There’s a general FW rule further down the list that blocks IoT to private that hasn’t been matched by an allow rule further up the list.
What’s odd is that Airplay from iOS device or macOS has no problems playing to any Airplay client across my VLAN as long as mdns is active. But via Roons Airplay just doesn’t work at all. It sees device but it refuses to play to it. So why would Roon need ports opened and forwarded that regular Airplay doesn’t?
So udp-proxy-2020 doesn’t run on Windows. That said, it was designed to run on routers/firewalls which are generally running Linux or FreeBSD, so it can work there. Since the OP is using UniFi hardware, one of the Linux binaries should do the trick. Probably worth checking out the startup scripts for a hint: udp-proxy-2020/startup-scripts at main · synfinatic/udp-proxy-2020 · GitHub
I don’t think the OP needs anything extra installed on his Unifi gateway unless it’s an older USG/USG Pro.
When I replaced my USG with a UDM Pro, the mDNS for Sonos no longer worked across VLANs and I had to use one of Boostchicken’s Unifi extras - older versions of the Unifi UDMP software were almost entirely container based so it was pretty easy to add your own functionality by adding services running in PODMAN containers and have them automaically re-installed after a firmware update.
When the UDMP finally got a shiny new OS a while ago, it was no longer containerised so I think you have to add PODMAN or similar back onto it now to do the same thing.
The native mDNS in the latest OS versions actually works for me as I want so I’ve not looked at the extras that you can still add via containers for some time now.
FWIW, Roon clients (excluding ARC) uses UDP broadcast for discovery, not multicast. Airplay uses multicast though.
Are you sure?
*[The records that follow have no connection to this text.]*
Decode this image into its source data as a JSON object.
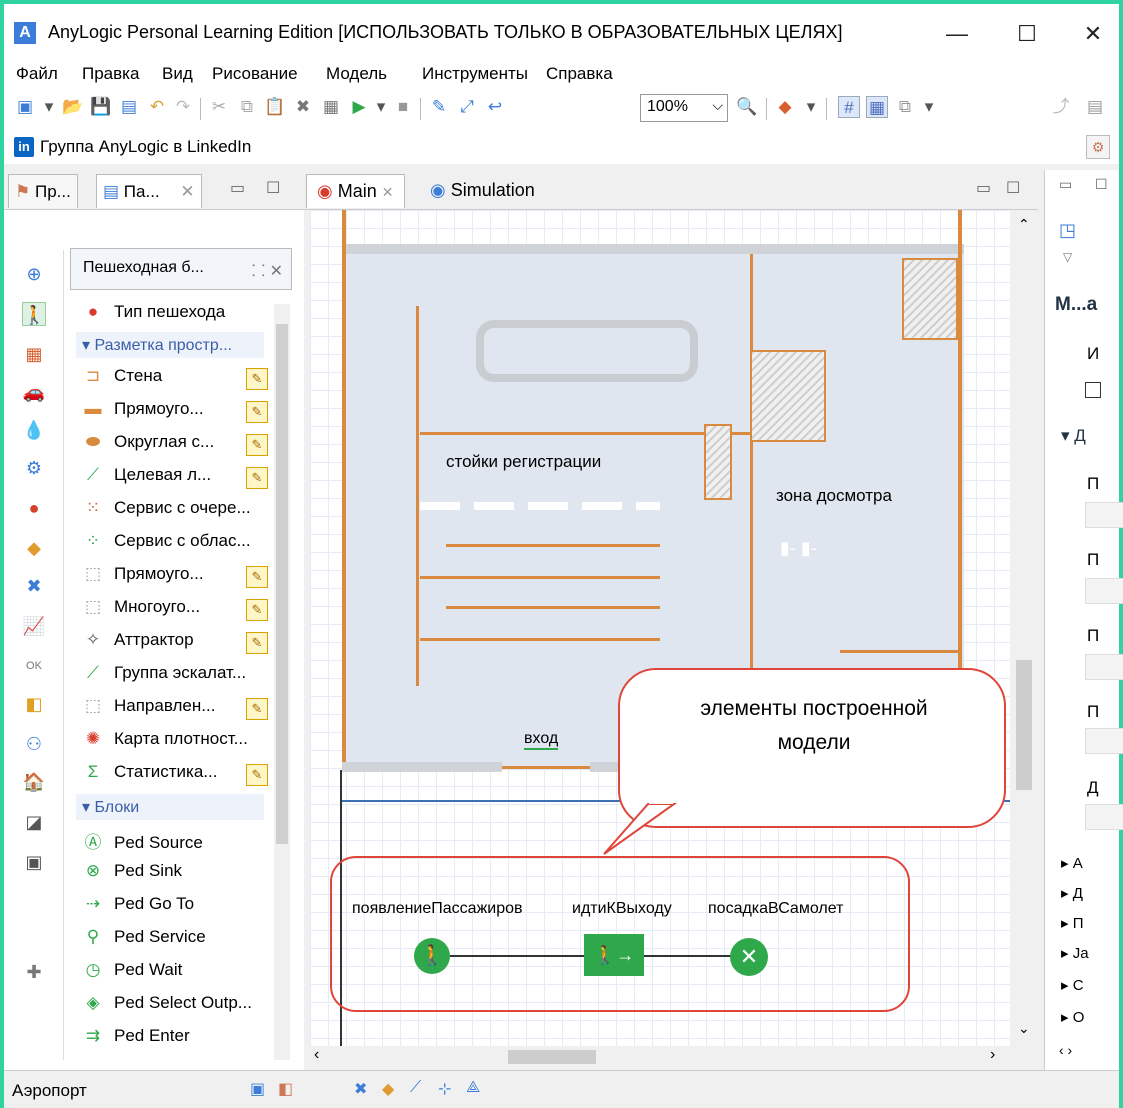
{
  "window": {
    "title": "AnyLogic Personal Learning Edition [ИСПОЛЬЗОВАТЬ ТОЛЬКО В ОБРАЗОВАТЕЛЬНЫХ ЦЕЛЯХ]",
    "minimize": "—",
    "maximize": "☐",
    "close": "✕"
  },
  "menu": [
    "Файл",
    "Правка",
    "Вид",
    "Рисование",
    "Модель",
    "Инструменты",
    "Справка"
  ],
  "toolbar": {
    "zoom": "100%"
  },
  "linkbar": {
    "label": "Группа AnyLogic в LinkedIn",
    "icon": "linkedin-icon"
  },
  "left_tabs": [
    {
      "label": "Пр...",
      "icon": "projects-icon"
    },
    {
      "label": "Па...",
      "icon": "palette-icon",
      "close": "✕"
    }
  ],
  "palette": {
    "header": "Пешеходная б...",
    "items_top": [
      {
        "label": "Тип пешехода",
        "icon": "pedestrian-type-icon",
        "editable": false
      }
    ],
    "section_markup": "Разметка простр...",
    "markup_items": [
      {
        "label": "Стена",
        "icon": "wall-icon",
        "editable": true
      },
      {
        "label": "Прямоуго...",
        "icon": "rect-wall-icon",
        "editable": true
      },
      {
        "label": "Округлая с...",
        "icon": "round-wall-icon",
        "editable": true
      },
      {
        "label": "Целевая л...",
        "icon": "target-line-icon",
        "editable": true
      },
      {
        "label": "Сервис с очере...",
        "icon": "queue-service-icon",
        "editable": false
      },
      {
        "label": "Сервис с облас...",
        "icon": "area-service-icon",
        "editable": false
      },
      {
        "label": "Прямоуго...",
        "icon": "rect-area-icon",
        "editable": true
      },
      {
        "label": "Многоуго...",
        "icon": "polygon-area-icon",
        "editable": true
      },
      {
        "label": "Аттрактор",
        "icon": "attractor-icon",
        "editable": true
      },
      {
        "label": "Группа эскалат...",
        "icon": "escalator-icon",
        "editable": false
      },
      {
        "label": "Направлен...",
        "icon": "direction-icon",
        "editable": true
      },
      {
        "label": "Карта плотност...",
        "icon": "density-map-icon",
        "editable": false
      },
      {
        "label": "Статистика...",
        "icon": "statistics-icon",
        "editable": true
      }
    ],
    "section_blocks": "Блоки",
    "block_items": [
      {
        "label": "Ped Source",
        "icon": "ped-source-icon"
      },
      {
        "label": "Ped Sink",
        "icon": "ped-sink-icon"
      },
      {
        "label": "Ped Go To",
        "icon": "ped-goto-icon"
      },
      {
        "label": "Ped Service",
        "icon": "ped-service-icon"
      },
      {
        "label": "Ped Wait",
        "icon": "ped-wait-icon"
      },
      {
        "label": "Ped Select Outp...",
        "icon": "ped-select-output-icon"
      },
      {
        "label": "Ped Enter",
        "icon": "ped-enter-icon"
      }
    ]
  },
  "editor_tabs": [
    {
      "label": "Main",
      "icon": "agent-icon",
      "close": "✕"
    },
    {
      "label": "Simulation",
      "icon": "experiment-icon"
    }
  ],
  "canvas": {
    "label_checkin": "стойки регистрации",
    "label_security": "зона досмотра",
    "label_entrance": "вход",
    "callout": [
      "элементы построенной",
      "модели"
    ],
    "flow": [
      {
        "label": "появлениеПассажиров",
        "kind": "source"
      },
      {
        "label": "идтиКВыходу",
        "kind": "goto"
      },
      {
        "label": "посадкаВСамолет",
        "kind": "sink"
      }
    ]
  },
  "right_panel": {
    "title": "М...а",
    "rows": [
      "И",
      "Д",
      "П",
      "П",
      "П",
      "П",
      "Д"
    ],
    "collapsed": [
      "А",
      "Д",
      "П",
      "Ja",
      "С",
      "О"
    ]
  },
  "status": {
    "text": "Аэропорт"
  },
  "colors": {
    "frame": "#2fd3a0",
    "wall": "#d98a3e",
    "callout": "#e0453a",
    "ped_green": "#2ea84a"
  }
}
My Roon client apps are on one VLAN and ROCK is on another. I’d not expect a UDP broadcast to make the hop although I can’t recall now if I manually added the IP of the Rock into the Roon clients when I first used them.
Yes, I’m sure.
Note: I’m not saying multicast forwarding tools won’t work for Roon discovery. I don’t know if random implementations really care at the end of the day (depends on how it was written). If the device receives the packet, it can forward it regardless of being unicast, multicast or broadcast. And if your switches are dumb enough they’ll just flood multicast packets everywhere without requiring IGMP.
Oddly I find the only Roon RAAT clients that can be seen from a different vlan are computers running Roon remote. Roon bridge clients don’t show up at all. Both my work Mac and our home laptop live on the general vlan they both have Roon installed and both work to control and as zones. I find this at odds with how Roon bridge and Roon Ready zones work as they just don’t show up at all. Airplay clients are all visable and can be enabled but Roon won’t actually engage play. Chromecasts are seen and work flawlessly.